I felt like a death sentence.
She shrugged but smiled at me. “You just seem so different… so happy. I hope you get to keep that.”
I took a step back at those words. She had no idea… “Me, too.”
I left the office with more hope than I’d felt in my whole life. I didn’t have my trust, the money that I’d been counting on my entire life. But I had Ryder.
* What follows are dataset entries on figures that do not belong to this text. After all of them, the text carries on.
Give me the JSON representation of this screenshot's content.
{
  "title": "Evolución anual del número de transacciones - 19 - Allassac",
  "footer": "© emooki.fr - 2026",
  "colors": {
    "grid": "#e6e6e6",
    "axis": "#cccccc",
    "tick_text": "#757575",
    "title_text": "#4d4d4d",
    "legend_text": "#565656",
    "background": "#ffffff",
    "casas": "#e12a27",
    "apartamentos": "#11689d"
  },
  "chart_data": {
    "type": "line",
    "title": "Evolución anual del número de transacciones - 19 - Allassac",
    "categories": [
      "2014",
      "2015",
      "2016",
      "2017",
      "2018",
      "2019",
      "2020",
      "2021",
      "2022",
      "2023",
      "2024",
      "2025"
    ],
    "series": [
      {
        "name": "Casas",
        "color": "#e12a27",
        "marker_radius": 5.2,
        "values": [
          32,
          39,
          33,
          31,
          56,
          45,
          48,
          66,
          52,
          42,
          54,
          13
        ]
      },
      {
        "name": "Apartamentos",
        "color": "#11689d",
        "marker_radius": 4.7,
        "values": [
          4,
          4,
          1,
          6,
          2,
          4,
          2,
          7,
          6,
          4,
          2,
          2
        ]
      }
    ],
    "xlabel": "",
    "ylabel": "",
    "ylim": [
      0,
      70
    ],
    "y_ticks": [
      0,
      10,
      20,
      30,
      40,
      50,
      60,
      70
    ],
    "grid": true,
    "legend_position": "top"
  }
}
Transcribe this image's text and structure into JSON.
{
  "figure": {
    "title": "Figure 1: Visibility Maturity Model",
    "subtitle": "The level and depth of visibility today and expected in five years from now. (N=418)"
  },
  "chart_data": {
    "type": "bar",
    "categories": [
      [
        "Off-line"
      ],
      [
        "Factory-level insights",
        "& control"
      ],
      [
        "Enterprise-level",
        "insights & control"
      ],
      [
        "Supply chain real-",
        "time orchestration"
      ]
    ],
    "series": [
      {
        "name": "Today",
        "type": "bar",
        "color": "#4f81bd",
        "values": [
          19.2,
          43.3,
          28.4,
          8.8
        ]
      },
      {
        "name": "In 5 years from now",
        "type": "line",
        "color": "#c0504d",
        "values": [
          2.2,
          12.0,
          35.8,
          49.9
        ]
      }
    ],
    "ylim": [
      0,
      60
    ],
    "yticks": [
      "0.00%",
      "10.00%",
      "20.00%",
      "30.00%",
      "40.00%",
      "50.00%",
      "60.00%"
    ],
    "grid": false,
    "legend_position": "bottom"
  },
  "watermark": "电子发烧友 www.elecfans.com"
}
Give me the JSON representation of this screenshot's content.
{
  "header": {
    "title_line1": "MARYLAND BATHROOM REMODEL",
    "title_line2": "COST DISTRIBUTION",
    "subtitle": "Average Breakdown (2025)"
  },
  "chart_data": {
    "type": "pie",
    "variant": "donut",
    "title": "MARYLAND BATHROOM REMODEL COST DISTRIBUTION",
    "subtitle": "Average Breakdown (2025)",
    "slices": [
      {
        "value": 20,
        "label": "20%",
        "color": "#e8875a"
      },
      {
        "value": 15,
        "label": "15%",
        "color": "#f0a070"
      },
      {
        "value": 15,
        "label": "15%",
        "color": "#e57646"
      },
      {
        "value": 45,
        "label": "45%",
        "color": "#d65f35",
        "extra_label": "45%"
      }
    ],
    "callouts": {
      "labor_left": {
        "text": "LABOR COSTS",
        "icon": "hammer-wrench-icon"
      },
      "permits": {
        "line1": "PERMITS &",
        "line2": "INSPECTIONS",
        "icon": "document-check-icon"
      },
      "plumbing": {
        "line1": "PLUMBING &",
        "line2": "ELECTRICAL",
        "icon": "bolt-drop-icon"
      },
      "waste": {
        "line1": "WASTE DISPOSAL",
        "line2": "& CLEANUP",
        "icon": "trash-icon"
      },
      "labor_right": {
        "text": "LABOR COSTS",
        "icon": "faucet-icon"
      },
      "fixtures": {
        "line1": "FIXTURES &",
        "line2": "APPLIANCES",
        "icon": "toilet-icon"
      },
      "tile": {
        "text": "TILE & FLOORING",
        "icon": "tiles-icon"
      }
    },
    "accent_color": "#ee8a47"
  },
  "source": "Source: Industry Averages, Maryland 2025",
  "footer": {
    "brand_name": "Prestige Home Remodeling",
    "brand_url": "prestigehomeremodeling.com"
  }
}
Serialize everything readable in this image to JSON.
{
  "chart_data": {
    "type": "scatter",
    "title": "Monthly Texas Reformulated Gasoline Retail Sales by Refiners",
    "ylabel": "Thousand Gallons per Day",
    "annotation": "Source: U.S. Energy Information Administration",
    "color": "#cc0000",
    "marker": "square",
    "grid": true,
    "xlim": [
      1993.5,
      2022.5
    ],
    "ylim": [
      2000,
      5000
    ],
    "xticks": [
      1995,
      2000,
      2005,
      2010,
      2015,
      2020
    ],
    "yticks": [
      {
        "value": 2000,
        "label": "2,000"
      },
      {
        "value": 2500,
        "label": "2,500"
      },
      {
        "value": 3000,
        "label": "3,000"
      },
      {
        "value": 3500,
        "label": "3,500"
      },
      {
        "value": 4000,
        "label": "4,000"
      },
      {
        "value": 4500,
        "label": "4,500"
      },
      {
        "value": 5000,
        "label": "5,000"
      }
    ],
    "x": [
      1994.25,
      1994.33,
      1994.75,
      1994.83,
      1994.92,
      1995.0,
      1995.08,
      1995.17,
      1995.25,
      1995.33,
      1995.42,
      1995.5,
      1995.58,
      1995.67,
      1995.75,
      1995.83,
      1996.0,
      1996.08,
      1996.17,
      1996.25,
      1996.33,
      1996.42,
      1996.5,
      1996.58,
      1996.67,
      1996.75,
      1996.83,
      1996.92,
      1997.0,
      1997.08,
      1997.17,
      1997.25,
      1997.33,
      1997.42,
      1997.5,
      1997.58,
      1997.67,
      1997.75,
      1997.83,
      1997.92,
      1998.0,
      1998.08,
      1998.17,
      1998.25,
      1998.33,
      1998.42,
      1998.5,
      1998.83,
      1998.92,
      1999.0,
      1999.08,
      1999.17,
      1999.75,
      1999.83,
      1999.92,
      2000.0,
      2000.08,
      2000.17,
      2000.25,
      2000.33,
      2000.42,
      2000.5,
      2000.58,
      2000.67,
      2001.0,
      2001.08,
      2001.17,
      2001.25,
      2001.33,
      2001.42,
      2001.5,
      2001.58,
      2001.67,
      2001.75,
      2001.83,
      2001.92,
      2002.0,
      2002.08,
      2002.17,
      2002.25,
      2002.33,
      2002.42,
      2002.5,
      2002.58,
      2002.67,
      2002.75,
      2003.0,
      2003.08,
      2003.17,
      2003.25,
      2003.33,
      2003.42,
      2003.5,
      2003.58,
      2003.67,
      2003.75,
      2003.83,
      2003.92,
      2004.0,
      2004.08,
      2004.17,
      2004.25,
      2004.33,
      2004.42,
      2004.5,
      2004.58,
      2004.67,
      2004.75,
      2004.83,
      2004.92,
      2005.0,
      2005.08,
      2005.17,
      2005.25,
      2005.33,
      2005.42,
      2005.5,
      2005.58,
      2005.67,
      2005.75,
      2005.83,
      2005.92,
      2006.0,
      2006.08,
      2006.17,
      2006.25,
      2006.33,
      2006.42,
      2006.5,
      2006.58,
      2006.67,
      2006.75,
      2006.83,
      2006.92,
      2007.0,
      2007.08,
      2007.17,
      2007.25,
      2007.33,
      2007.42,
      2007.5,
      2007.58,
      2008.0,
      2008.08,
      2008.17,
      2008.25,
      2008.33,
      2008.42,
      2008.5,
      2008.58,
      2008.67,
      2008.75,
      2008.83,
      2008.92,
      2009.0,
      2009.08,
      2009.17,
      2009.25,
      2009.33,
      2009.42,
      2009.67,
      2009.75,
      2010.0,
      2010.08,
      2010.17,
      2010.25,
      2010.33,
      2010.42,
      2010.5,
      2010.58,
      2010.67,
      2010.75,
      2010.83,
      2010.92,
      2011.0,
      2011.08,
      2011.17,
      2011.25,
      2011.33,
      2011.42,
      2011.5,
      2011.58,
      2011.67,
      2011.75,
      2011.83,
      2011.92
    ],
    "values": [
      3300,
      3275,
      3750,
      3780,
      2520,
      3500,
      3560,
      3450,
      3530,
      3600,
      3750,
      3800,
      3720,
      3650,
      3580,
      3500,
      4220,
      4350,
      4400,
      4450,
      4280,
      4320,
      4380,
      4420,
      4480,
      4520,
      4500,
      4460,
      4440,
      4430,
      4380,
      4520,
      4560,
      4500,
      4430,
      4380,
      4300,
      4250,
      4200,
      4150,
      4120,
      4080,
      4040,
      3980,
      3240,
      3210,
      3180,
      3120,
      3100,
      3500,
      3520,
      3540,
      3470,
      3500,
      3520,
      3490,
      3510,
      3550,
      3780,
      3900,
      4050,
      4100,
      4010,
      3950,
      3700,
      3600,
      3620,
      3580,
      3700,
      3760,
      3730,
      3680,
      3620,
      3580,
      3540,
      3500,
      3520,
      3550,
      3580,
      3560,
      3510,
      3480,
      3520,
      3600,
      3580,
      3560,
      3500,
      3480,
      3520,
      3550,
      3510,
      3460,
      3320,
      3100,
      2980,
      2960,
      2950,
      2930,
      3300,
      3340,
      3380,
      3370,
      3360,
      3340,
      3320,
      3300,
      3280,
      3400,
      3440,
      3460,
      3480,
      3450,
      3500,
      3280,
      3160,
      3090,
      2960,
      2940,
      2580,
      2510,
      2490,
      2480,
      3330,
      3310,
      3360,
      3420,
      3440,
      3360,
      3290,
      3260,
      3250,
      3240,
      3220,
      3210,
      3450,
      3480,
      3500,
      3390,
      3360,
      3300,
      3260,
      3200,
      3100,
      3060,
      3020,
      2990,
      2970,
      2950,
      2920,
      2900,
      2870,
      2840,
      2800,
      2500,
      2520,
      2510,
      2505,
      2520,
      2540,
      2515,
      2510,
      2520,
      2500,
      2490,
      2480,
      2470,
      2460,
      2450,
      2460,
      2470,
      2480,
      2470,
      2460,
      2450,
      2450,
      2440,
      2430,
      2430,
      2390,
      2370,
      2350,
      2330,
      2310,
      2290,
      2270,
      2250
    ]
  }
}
There was nothing better than that.
We could get away.
We could keep the happiness just like Kenna said.
Chapter Twenty-Four
I met Ryder in the practice room I loved to use. It was perfect whenever I needed to be alone, and the upright piano along the back wall was the added bonus.
I was early to our meeting, but apparently he was earlier, because he sat on the bench with his elbows resting on the keys behind him and his long legs stretched out in front of him.